This originally appeared as a Viewpoint article in the Indianapolis Business Journal.
Diversity in the workplace has been an increasingly popular topic, intensified most recently by the Google “diversity memo.” While I have never worked in Google’s industry, I have spent nearly 20 years working in economic development: first in the public sector, then in commercial real estate, and now in public accounting—all male-dominated industries. For my entire career, I have often been the only woman in a room filled with men—whether that room be a boardroom, conference table or mahogany-shrouded steakhouse.
Without sparking a debate about overall accuracy or lack of alternate categories, let’s pretend we can agree that in modern America many traits are considered “male” or “female.” Until recently, I prided myself on being “one of the guys.” I worked just as hard as most male professionals I knew, and, much to my mother’s chagrin, machismo tendencies came naturally to me.

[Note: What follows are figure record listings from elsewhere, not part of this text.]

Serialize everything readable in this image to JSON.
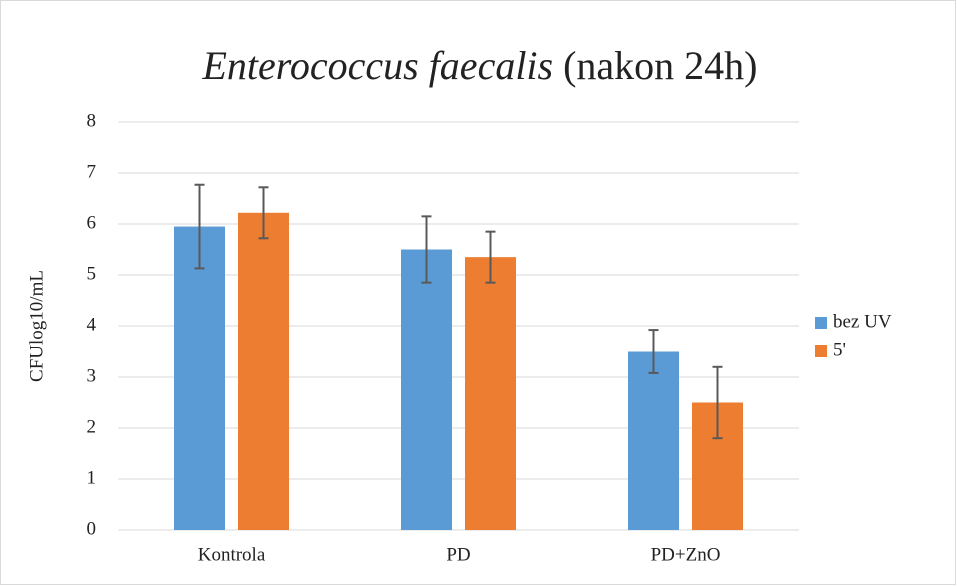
{
  "chart_data": {
    "type": "bar",
    "title": [
      "Enterococcus faecalis",
      "(nakon 24h)"
    ],
    "y_label": "CFUlog10/mL",
    "categories": [
      "Kontrola",
      "PD",
      "PD+ZnO"
    ],
    "series": [
      {
        "name": "bez UV",
        "color": "#5b9bd5",
        "values": [
          5.95,
          5.5,
          3.5
        ],
        "errors": [
          0.82,
          0.65,
          0.42
        ]
      },
      {
        "name": "5'",
        "color": "#ed7d31",
        "values": [
          6.22,
          5.35,
          2.5
        ],
        "errors": [
          0.5,
          0.5,
          0.7
        ]
      }
    ],
    "ylim": [
      0,
      8
    ],
    "yticks": [
      0,
      1,
      2,
      3,
      4,
      5,
      6,
      7,
      8
    ],
    "grid": true,
    "legend": "right"
  }
}
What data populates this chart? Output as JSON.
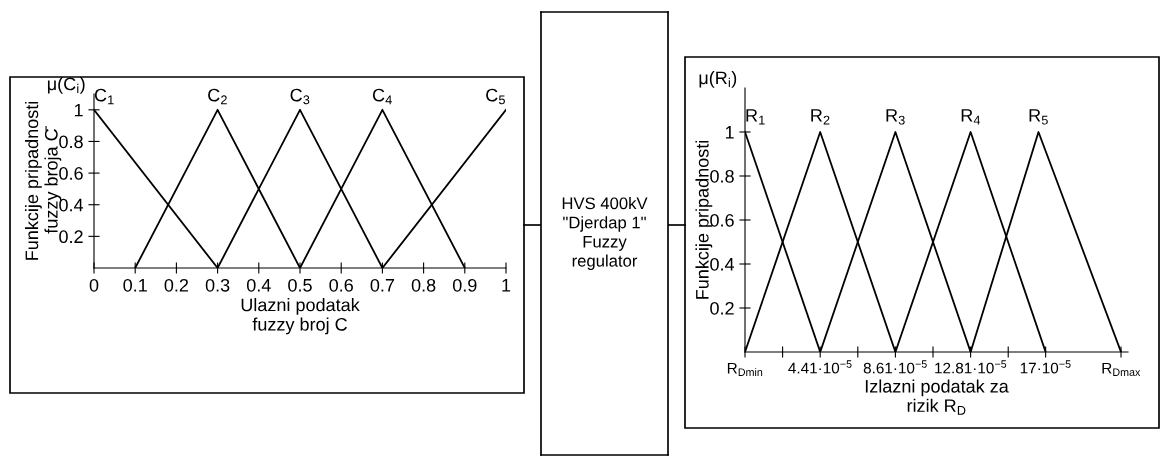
{
  "chart_data": [
    {
      "type": "line",
      "annotations": [
        "μ(C$_{i}$)"
      ],
      "ylabel": "Funkcije pripadnosti\nfuzzy broja C̄",
      "xlabel": "Ulazni podatak\nfuzzy broj C",
      "xlim": [
        0,
        1
      ],
      "xticks": [
        0,
        0.1,
        0.2,
        0.3,
        0.4,
        0.5,
        0.6,
        0.7,
        0.8,
        0.9,
        {
          "value": 1,
          "label": "1"
        }
      ],
      "ylim": [
        0,
        1.1
      ],
      "yticks": [
        0.2,
        0.4,
        0.6,
        0.8,
        {
          "value": 1,
          "label": "1"
        }
      ],
      "series": [
        {
          "name": "C$_{1}$",
          "color": "#000000",
          "x": [
            0,
            0.3
          ],
          "values": [
            1,
            0
          ]
        },
        {
          "name": "C$_{2}$",
          "color": "#000000",
          "x": [
            0.1,
            0.3,
            0.5
          ],
          "values": [
            0,
            1,
            0
          ]
        },
        {
          "name": "C$_{3}$",
          "color": "#000000",
          "x": [
            0.3,
            0.5,
            0.7
          ],
          "values": [
            0,
            1,
            0
          ]
        },
        {
          "name": "C$_{4}$",
          "color": "#000000",
          "x": [
            0.5,
            0.7,
            0.9
          ],
          "values": [
            0,
            1,
            0
          ]
        },
        {
          "name": "C$_{5}$",
          "color": "#000000",
          "x": [
            0.7,
            1
          ],
          "values": [
            0,
            1
          ]
        }
      ]
    },
    {
      "type": "other",
      "annotations": [
        "HVS 400kV\n\"Djerdap 1\"\nFuzzy\nregulator"
      ]
    },
    {
      "type": "line",
      "annotations": [
        "μ(R$_{i}$)"
      ],
      "ylabel": "Funkcije pripadnosti",
      "xlabel": "Izlazni podatak za\nrizik R$_{D}$",
      "xlim": [
        2.1e-06,
        0.000216
      ],
      "xticks": [
        {
          "value": 2.1e-06,
          "label": "R$_{Dmin}$"
        },
        {
          "value": 2.31e-05,
          "label": null
        },
        {
          "value": 4.41e-05,
          "label": "4.41·10$^{−5}$"
        },
        {
          "value": 6.51e-05,
          "label": null
        },
        {
          "value": 8.61e-05,
          "label": "8.61·10$^{−5}$"
        },
        {
          "value": 0.0001071,
          "label": null
        },
        {
          "value": 0.0001281,
          "label": "12.81·10$^{−5}$"
        },
        {
          "value": 0.0001491,
          "label": null
        },
        {
          "value": 0.00017,
          "label": "17·10$^{−5}$"
        },
        {
          "value": 0.0002121,
          "label": "R$_{Dmax}$"
        }
      ],
      "ylim": [
        0,
        1.2
      ],
      "yticks": [
        0.2,
        0.4,
        0.6,
        0.8,
        {
          "value": 1,
          "label": "1"
        }
      ],
      "series": [
        {
          "name": "R$_{1}$",
          "color": "#000000",
          "x": [
            2.1e-06,
            4.41e-05
          ],
          "values": [
            1,
            0
          ]
        },
        {
          "name": "R$_{2}$",
          "color": "#000000",
          "x": [
            2.1e-06,
            4.41e-05,
            8.61e-05
          ],
          "values": [
            0,
            1,
            0
          ]
        },
        {
          "name": "R$_{3}$",
          "color": "#000000",
          "x": [
            4.41e-05,
            8.61e-05,
            0.0001281
          ],
          "values": [
            0,
            1,
            0
          ]
        },
        {
          "name": "R$_{4}$",
          "color": "#000000",
          "x": [
            8.61e-05,
            0.0001281,
            0.00017
          ],
          "values": [
            0,
            1,
            0
          ]
        },
        {
          "name": "R$_{5}$",
          "color": "#000000",
          "x": [
            0.0001281,
            0.000166,
            0.0002121
          ],
          "values": [
            0,
            1,
            0
          ]
        }
      ]
    }
  ]
}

My everyday personality fits well with the culture that dominates the boardroom. I’ve been blessed with incredible mentors throughout my career, and all of them have been men. I was successful in navigating the unsolicited overtures of my colleagues without damaging relationships or my career, and I was frequently given what was intended to be—and at the time received as—a compliment: I’m not a “typical girl.”
As my career grew, I shied away from professional women’s groups, quietly and stupidly proud of myself for meeting various professional goals without playing the chick card. I wanted to fit in naturally without wearing my gender like a cautionary warning for my male counterparts to beware of, subconsciously knowing it would lead to quicker career success.
I internally cringed when women professionals complained about the challenges of working in a male-dominated field. “Suck it up,” I wanted to say.
After recently participating on an industry panel, I am embarrassed to admit I had a late-onset epiphany: Just as I am not the only woman comfortable in a stereotypically male-oriented business culture, there are a lot of women (and men) out there who aren’t comfortable working in said culture. And it is intimidating as hell to find your place when you lack almost any similarities with the majority of people in the room. We can arm those less-represented female professionals with skills and support to overcome this obstacle, but we must arm the male majority with better understanding as well. When we do that, diversity in the workplace seems a lot less like affirmative action and much more like cultural evolution.
I’ve done a disservice to the men and women I have worked with over the years. By quietly judging those who couldn’t “suck it up,” I unintentionally reinforced homogeneity and helped suppress diversity—whether that came in the form of gender, race, sexuality, creed or color. But there is good news: I still have time to change my ways. We all do.
Good decisions are not made when everyone looks and thinks and views the world the same way. If everyone is identical, who will tell the emperor he has no clothes? We’ve all seen the disastrous consequences of business and political leaders, regardless of gender, who surround themselves with “yes men” and operate in a space where alternate views are never expressed.
Deloitte recently announced its plan to eliminate its women’s networking initiative to focus on arming all managers, male and female, with the skills to be more inclusive. I want to encourage Indy-area businesses to consider the same and provide support to both sides of the gender-diversity issue. Only when we all look inward will real change result.